Nyaung Yar is a pocket of thousands of thatched bamboo houses by the Pun Hlaing River, deep within Hlaing Tharyar. Most of the shacks are only 2 meters wide, with their wafer-thin walls the only thing to provide a sense of privacy between neighbours.

Barefoot children play and street dogs nonchalantly wade through foul black sludge that pools around the stilted homes which have no piped water or toilets.

In the slum, crime is rife. An area on the banks of the Pun Hlaing River known as Thei Kwin is renowned for its criminal gangs, who intimidate locals and extort businesses, said Hla Htay, an NLD party member in Nyaung Yar.

If it's not criminal gangs intimidating the residents of Nyaung Yar, it's the outgoing Union Solidarity and Development Party government which, despite having to hand over office to the NLD come April, have made repeated threats to evict residents, he said.

Nyaung Yar’s population swelled when Cyclone Nargis devastated the Irrawaddy Delta in 2008, killing an estimated 138,000 people and displacing millions.

A woman in her 60s, sitting on the bamboo floor of her shack nursing her baby grandson- whose round face is painted yellow with thanakha- said even though she left her hometown of Bogale in the delta after the cyclone, her uncertain future means she still lives in fear.

“I know this isn’t my land and if the owner tells me to go, then I have to but we have nowhere to go. I can’t afford to rent a place, we barely have enough money to live off,” she said.

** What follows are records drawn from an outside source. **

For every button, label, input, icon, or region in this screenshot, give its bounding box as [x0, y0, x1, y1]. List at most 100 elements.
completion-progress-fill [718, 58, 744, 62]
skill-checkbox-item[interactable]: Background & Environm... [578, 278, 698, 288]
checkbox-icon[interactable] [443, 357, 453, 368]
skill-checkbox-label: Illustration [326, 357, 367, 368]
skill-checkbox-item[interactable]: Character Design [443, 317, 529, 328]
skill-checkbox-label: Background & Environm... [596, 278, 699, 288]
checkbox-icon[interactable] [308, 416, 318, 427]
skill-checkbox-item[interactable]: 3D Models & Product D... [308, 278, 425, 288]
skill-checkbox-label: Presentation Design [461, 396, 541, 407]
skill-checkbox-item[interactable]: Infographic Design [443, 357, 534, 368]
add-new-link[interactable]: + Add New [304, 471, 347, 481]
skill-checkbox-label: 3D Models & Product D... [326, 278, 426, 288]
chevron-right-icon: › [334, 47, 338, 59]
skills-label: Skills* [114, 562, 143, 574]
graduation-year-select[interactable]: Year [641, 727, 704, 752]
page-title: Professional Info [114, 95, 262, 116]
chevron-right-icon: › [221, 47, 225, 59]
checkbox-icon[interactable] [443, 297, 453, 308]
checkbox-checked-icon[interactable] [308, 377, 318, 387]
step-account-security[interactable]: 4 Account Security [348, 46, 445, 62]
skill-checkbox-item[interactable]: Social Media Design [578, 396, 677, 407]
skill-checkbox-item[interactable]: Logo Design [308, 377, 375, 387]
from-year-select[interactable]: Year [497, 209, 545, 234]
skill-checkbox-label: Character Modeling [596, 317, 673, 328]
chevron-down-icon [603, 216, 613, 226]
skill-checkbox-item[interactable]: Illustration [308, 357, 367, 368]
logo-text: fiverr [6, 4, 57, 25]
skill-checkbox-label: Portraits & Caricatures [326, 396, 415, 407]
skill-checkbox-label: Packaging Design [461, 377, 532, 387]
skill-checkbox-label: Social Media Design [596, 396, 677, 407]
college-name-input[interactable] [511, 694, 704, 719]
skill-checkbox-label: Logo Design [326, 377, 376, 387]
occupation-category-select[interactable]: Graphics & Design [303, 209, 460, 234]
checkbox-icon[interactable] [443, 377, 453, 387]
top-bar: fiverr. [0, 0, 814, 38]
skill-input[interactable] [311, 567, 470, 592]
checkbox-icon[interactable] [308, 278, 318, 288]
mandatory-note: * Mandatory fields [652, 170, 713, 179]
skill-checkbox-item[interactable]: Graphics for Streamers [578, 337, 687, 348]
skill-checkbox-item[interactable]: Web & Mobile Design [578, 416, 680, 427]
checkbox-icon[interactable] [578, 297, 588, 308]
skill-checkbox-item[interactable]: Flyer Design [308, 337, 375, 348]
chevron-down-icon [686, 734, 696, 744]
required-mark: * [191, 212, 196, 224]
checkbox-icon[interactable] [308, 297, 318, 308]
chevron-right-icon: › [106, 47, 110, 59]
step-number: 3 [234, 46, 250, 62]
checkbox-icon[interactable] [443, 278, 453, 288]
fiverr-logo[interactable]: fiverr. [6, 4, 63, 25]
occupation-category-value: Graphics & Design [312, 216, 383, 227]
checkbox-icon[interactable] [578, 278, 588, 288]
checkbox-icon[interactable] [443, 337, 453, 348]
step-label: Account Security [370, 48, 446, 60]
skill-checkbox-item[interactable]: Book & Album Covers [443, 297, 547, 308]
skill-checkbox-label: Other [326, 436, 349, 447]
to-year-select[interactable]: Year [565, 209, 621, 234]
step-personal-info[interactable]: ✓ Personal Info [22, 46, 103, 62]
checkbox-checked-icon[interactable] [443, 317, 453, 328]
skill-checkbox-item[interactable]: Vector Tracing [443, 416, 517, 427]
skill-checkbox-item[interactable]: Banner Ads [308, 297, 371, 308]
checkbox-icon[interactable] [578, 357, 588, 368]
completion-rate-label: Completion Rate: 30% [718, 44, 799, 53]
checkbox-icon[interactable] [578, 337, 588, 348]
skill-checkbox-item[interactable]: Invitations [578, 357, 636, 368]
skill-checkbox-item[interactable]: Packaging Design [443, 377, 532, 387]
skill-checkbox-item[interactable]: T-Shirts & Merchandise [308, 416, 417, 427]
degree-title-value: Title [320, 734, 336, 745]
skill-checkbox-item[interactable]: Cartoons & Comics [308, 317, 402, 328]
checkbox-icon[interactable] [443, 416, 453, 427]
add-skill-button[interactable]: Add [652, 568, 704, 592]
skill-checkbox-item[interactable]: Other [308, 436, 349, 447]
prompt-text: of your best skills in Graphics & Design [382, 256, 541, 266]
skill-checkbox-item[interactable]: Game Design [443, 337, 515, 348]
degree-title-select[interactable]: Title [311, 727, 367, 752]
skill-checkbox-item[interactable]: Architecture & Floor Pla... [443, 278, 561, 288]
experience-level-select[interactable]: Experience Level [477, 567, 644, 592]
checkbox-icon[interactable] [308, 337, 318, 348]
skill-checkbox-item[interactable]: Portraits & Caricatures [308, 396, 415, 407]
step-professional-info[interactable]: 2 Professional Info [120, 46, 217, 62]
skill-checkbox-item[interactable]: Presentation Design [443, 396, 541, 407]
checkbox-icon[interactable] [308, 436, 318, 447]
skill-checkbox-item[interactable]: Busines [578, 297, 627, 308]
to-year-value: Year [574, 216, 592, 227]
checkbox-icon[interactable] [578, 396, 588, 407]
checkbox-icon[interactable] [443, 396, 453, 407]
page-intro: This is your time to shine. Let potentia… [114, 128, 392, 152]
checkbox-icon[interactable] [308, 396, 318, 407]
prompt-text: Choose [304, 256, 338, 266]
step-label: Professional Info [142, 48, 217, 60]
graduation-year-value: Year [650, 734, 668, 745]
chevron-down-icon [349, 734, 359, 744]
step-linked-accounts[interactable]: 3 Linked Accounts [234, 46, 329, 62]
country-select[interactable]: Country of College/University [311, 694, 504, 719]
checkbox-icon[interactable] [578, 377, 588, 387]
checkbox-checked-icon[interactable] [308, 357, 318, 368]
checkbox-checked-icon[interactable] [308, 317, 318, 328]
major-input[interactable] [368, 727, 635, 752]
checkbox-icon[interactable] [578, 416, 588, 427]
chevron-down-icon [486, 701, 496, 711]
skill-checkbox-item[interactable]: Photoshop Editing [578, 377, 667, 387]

Just 500 meters up the main road from Nyaung Yar is the regal entrance to the gated Pun Hlaing golf and housing estate. According to its website, substantial villas on plots of more than 800 square metres provide “the country's most beautiful homes… an exclusive peaceful oasis, all with a panoramic view of the beautifully landscaped community which surrounds you.”

Inequality is a hallmark of mega-cities in many developing countries, where the consequences of rapid urbanisation have gone unchecked and the poor are left to fend for themselves, while an urban elite adopts a secure, cosmopolitan lifestyle.

The microcosm that is Hlaing Tharyar reflects just this sort of urban trend.

One issue exacerbating urban inequality is the fact that many international development agencies and NGOs traditionally prioritise giving aid to the rural poor, though the consequences of urban poverty are often more severe, said Michael Slingsby, an urban development and poverty advisor and former UN-Habitat representative for Afghanistan.

“Urban poverty is very different from rural poverty. In the city, if you don't have any kyats in your pocket you can't survive. You have to pay for rent, housing, water, electricity. In the rural areas you can trade food and many things come for free,” he said.

Well-planned cities enable social cohesion between residents from a range of backgrounds, helping break down barriers of race, class and ethnicity. Conversely, when cities don’t plan for increases in population it drives up house and land prices, creating “rich and poor ghettos” said Jack Finegan, Urban Programme Specialist at UN-Habitat.

“You get a very unequal society and that inequality is manifested where people live- in our neighbourhoods and it means there can be less capacity for empathy and less development for all society,” he said.